AI layoffs aren’t delivering the expected returns: Gartner

CONNECTICUT, UNITED STATES — Eight in 10 companies piloting AI or autonomous technology cut workers — but those reductions showed no correlation with higher return on investment, according to a Gartner study of 350 global executives at companies with at least $1 billion in annual revenue.
Companies replacing workers with AI are missing the returns
The companies reporting the highest ROI were those using AI for “people amplification” — enhancing what workers can do rather than eliminating positions.
Workforce reduction rates were nearly equal between high-ROI and low-ROI companies, suggesting headcount cuts are not the differentiating factor in AI value creation.
A separate Gartner CEO survey found roughly one-third of executives expect AI to assist human decision-making, while 27% anticipate fully autonomous AI with minimal human involvement.
“Chasing value only through headcount reduction is likely to lead most organizations down a path of limited returns,” said Helen Poitevin, VP analyst at Gartner.
The data shows that cutting jobs to fund AI is not the same as using AI well — and that distinction is costing companies the returns they announced when they made the cuts.
AI washing clouds the true scope of the layoff wave
Not all AI-attributed job cuts are what they appear to be. Challenger, Gray and Christmas data shows AI was the leading stated reason for layoffs in March and April 2026, with 49,135 total AI-related cuts for the year already nearing the full 2025 annual figure.
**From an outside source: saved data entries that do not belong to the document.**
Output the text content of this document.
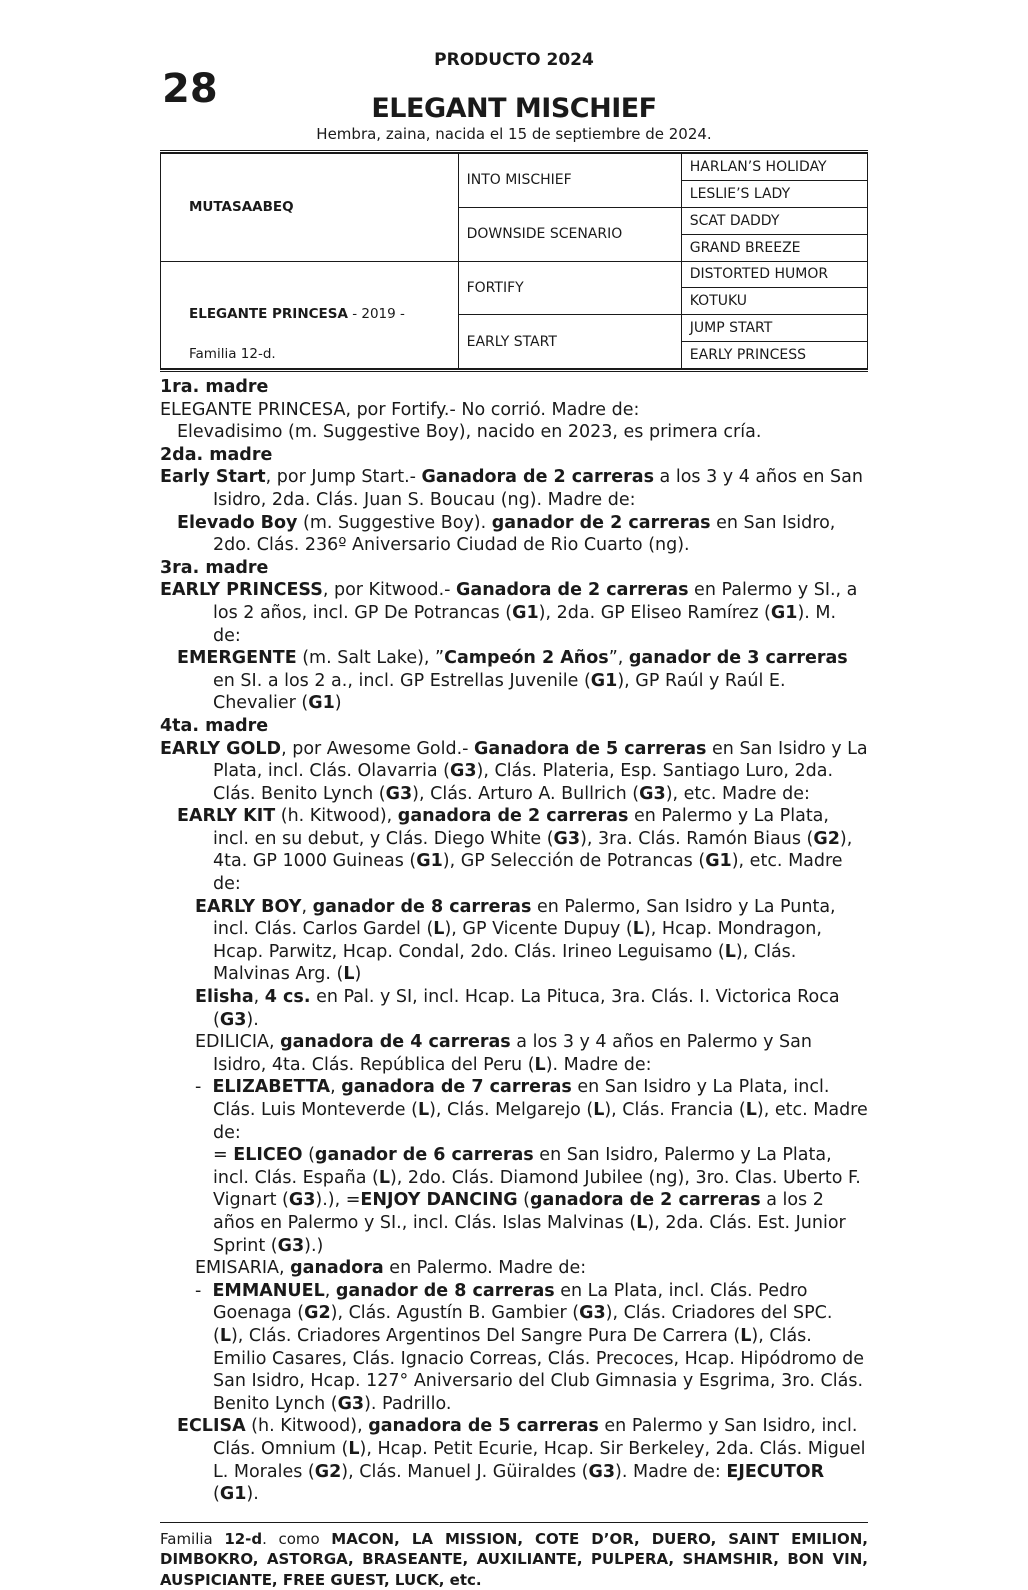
28
PRODUCTO 2024
ELEGANT MISCHIEF
Hembra, zaina, nacida el 15 de septiembre de 2024.
MUTASAABEQ	INTO MISCHIEF	HARLAN’S HOLIDAY
		LESLIE’S LADY
	DOWNSIDE SCENARIO	SCAT DADDY
		GRAND BREEZE

ELEGANTE PRINCESA - 2019 -
Familia 12-d.	FORTIFY	DISTORTED HUMOR
		KOTUKU
	EARLY START	JUMP START
		EARLY PRINCESS

1ra. madre

ELEGANTE PRINCESA, por Fortify.- No corrió. Madre de:

Elevadisimo (m. Suggestive Boy), nacido en 2023, es primera cría.

2da. madre

Early Start, por Jump Start.- Ganadora de 2 carreras a los 3 y 4 años en San Isidro, 2da. Clás. Juan S. Boucau (ng). Madre de:

Elevado Boy (m. Suggestive Boy). ganador de 2 carreras en San Isidro, 2do. Clás. 236º Aniversario Ciudad de Rio Cuarto (ng).

3ra. madre

EARLY PRINCESS, por Kitwood.- Ganadora de 2 carreras en Palermo y SI., a los 2 años, incl. GP De Potrancas (G1), 2da. GP Eliseo Ramírez (G1). M. de:

EMERGENTE (m. Salt Lake), ”Campeón 2 Años”, ganador de 3 carreras en SI. a los 2 a., incl. GP Estrellas Juvenile (G1), GP Raúl y Raúl E. Chevalier (G1)

4ta. madre

EARLY GOLD, por Awesome Gold.- Ganadora de 5 carreras en San Isidro y La Plata, incl. Clás. Olavarria (G3), Clás. Plateria, Esp. Santiago Luro, 2da. Clás. Benito Lynch (G3), Clás. Arturo A. Bullrich (G3), etc. Madre de:

EARLY KIT (h. Kitwood), ganadora de 2 carreras en Palermo y La Plata, incl. en su debut, y Clás. Diego White (G3), 3ra. Clás. Ramón Biaus (G2), 4ta. GP 1000 Guineas (G1), GP Selección de Potrancas (G1), etc. Madre de:

EARLY BOY, ganador de 8 carreras en Palermo, San Isidro y La Punta, incl. Clás. Carlos Gardel (L), GP Vicente Dupuy (L), Hcap. Mondragon, Hcap. Parwitz, Hcap. Condal, 2do. Clás. Irineo Leguisamo (L), Clás. Malvinas Arg. (L)

Elisha, 4 cs. en Pal. y SI, incl. Hcap. La Pituca, 3ra. Clás. I. Victorica Roca (G3).

EDILICIA, ganadora de 4 carreras a los 3 y 4 años en Palermo y San Isidro, 4ta. Clás. República del Peru (L). Madre de:

-  ELIZABETTA, ganadora de 7 carreras en San Isidro y La Plata, incl. Clás. Luis Monteverde (L), Clás. Melgarejo (L), Clás. Francia (L), etc. Madre de:

= ELICEO (ganador de 6 carreras en San Isidro, Palermo y La Plata, incl. Clás. España (L), 2do. Clás. Diamond Jubilee (ng), 3ro. Clas. Uberto F. Vignart (G3).), =ENJOY DANCING (ganadora de 2 carreras a los 2 años en Palermo y SI., incl. Clás. Islas Malvinas (L), 2da. Clás. Est. Junior Sprint (G3).)

EMISARIA, ganadora en Palermo. Madre de:

-  EMMANUEL, ganador de 8 carreras en La Plata, incl. Clás. Pedro Goenaga (G2), Clás. Agustín B. Gambier (G3), Clás. Criadores del SPC. (L), Clás. Criadores Argentinos Del Sangre Pura De Carrera (L), Clás. Emilio Casares, Clás. Ignacio Correas, Clás. Precoces, Hcap. Hipódromo de San Isidro, Hcap. 127° Aniversario del Club Gimnasia y Esgrima, 3ro. Clás. Benito Lynch (G3). Padrillo.

ECLISA (h. Kitwood), ganadora de 5 carreras en Palermo y San Isidro, incl. Clás. Omnium (L), Hcap. Petit Ecurie, Hcap. Sir Berkeley, 2da. Clás. Miguel L. Morales (G2), Clás. Manuel J. Güiraldes (G3). Madre de: EJECUTOR (G1).

Familia 12-d. como MACON, LA MISSION, COTE D’OR, DUERO, SAINT EMILION, DIMBOKRO, ASTORGA, BRASEANTE, AUXILIANTE, PULPERA, SHAMSHIR, BON VIN, AUSPICIANTE, FREE GUEST, LUCK, etc.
Anthropic CEO Dario Amodei recently walked back his earlier prediction that AI would eliminate half of white-collar entry-level positions, adding another layer of uncertainty to the stated rationale behind mass reductions.
“I don’t know what the exact percentage is, but there’s some AI washing where people are blaming AI for layoffs that they would otherwise do, and then there’s some real displacement by AI of different kinds of jobs,” OpenAI CEO Sam Altman said in a February interview.
With 49,135 AI-attributed layoffs through April 2026 already nearing last year’s total, Gartner’s ROI findings raise a pointed question: how many of those cuts are actually delivering the returns companies claimed when they made them.
For business process outsourcing (BPO) and outsourcing companies, the Gartner findings reframe the client conversation. Enterprises cutting headcount in the name of AI ROI are, by this data, taking the wrong path.
Outsourcing partners that demonstrate workforce amplification — not just cost reduction — are better positioned to make the business case for managed services, offering clients the returns they thought layoffs would deliver.